According to Plancarte et al. (1990), 70% of cancer patients with chronic pelvic pain demonstrated a reduction in visual analog pain scale (VAPS) scores after undergoing a superior hypogastric plexus block. De Leon-Casasola et al. reported in a 1993 study that patients who received a successful superior hypogastric block exhibited a 50% drop in opioid consumption, accompanied by a decrease in VAPS scores, within three weeks of the block. The researches carried this definition of success to another study in which they documented a superior hypogastric plexus block resulted in VAPS scores showing a dramatic decrease (69%) along with reduced mean daily opioid medication use in patients both patients whose nerve block was deemed a success, as well as patients whose nerve block reported as a failure. Multiple studies from several medical centers revealed the same findings.

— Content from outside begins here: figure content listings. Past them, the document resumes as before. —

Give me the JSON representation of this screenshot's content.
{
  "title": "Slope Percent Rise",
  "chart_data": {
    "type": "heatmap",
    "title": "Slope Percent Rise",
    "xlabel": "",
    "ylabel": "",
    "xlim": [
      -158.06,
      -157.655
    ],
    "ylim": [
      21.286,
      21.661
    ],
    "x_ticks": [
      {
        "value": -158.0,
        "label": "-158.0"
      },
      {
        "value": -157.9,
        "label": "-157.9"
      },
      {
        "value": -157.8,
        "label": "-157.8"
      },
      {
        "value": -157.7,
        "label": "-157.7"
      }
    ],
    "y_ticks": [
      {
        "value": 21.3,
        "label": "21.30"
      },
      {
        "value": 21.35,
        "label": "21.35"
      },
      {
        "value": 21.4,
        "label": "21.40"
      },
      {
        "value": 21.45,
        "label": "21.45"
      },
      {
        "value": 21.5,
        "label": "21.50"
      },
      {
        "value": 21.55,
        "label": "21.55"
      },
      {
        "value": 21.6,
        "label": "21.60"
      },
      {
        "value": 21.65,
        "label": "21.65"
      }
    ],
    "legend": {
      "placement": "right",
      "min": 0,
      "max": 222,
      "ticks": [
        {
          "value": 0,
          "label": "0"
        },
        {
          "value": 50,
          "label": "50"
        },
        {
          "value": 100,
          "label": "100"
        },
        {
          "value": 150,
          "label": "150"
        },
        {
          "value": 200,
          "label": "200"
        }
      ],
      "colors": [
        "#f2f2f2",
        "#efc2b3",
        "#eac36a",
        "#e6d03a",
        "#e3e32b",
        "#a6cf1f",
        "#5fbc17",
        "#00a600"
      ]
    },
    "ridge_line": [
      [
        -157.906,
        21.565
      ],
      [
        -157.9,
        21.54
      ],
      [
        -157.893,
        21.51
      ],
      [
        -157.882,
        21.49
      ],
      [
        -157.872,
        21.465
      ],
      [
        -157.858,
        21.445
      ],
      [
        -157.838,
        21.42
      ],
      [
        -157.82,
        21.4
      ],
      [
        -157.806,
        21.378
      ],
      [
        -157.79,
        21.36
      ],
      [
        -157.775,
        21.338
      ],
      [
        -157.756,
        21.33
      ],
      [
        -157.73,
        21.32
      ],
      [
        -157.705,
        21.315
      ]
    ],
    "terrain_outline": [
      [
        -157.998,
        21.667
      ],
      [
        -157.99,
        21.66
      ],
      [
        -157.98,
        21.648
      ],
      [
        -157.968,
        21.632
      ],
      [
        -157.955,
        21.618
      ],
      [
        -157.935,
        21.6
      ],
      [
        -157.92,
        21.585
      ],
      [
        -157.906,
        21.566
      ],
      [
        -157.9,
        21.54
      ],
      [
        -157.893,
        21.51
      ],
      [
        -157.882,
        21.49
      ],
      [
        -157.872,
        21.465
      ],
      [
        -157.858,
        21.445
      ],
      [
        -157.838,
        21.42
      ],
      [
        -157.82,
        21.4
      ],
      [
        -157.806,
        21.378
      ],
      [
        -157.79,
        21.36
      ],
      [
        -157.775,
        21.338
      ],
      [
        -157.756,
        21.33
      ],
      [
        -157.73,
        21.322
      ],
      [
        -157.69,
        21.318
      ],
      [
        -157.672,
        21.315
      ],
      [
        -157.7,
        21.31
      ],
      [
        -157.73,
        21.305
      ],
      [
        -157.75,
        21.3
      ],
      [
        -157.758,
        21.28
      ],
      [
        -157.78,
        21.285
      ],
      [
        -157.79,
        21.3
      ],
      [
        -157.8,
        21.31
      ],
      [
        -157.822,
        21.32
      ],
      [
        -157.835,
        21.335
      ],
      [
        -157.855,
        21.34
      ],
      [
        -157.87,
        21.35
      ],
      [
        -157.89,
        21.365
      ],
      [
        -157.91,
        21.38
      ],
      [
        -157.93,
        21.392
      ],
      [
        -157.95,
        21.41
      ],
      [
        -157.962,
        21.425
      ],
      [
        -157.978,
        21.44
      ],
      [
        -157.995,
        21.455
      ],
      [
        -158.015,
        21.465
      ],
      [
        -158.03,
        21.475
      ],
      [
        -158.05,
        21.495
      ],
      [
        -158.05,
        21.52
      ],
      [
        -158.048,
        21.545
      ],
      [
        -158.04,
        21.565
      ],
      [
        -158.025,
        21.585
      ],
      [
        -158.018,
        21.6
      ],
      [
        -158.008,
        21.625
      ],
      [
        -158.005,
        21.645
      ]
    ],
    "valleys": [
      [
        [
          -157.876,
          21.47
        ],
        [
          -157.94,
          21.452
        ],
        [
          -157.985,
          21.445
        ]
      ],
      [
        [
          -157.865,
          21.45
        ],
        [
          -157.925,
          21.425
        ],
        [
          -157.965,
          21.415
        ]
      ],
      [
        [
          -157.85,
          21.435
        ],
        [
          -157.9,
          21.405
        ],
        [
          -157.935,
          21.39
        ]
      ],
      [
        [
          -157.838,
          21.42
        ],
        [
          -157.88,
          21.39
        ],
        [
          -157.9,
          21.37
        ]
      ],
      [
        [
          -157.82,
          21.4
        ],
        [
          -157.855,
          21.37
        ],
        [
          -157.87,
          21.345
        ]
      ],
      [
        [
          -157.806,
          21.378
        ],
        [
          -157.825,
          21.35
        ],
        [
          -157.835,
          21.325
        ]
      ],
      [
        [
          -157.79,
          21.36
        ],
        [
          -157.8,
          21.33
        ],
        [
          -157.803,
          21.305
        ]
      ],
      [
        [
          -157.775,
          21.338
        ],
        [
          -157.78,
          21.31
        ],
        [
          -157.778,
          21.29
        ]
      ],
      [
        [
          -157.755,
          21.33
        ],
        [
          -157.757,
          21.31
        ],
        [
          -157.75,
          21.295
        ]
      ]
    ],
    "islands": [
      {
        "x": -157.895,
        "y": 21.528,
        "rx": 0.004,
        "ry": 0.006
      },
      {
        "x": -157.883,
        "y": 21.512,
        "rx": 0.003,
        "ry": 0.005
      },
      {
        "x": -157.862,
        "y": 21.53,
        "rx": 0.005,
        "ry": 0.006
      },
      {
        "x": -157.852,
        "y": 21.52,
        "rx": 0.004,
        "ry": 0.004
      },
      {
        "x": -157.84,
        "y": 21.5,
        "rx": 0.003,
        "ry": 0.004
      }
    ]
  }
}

These positive outcomes in treating chronic pelvic pain associated with cancer motivated researchers to investigate how effective a treatment superior hypogastric plexus block could be for nonmalignant pelvic pain. A report by Rosenberg et al. in 1998 noted a patient experiencing severe chronic nonmalignant penile pain caused by transurethral resection of the prostate achieved at least 6 months pain relief from a superior hypogastric plexus block. A report published in 2001 showed successful relief of pain caused by metastatic cervical cancer achieved by combining superior hypogastric block with ganglion impar block. Also, at least two studies document partial to complete relief of pain in patients afflicted by endometriosis who received a superior hypogastric plexus block.

Overall, relief of pain achieved by administering a superior hypogastric plexus block may be temporary, with the extent and duration of pain relief varying from patient to patient. The pain may be gone for only a few weeks or several years, but the procedure is low risk and minimally invasive, allowing for multiple treatments.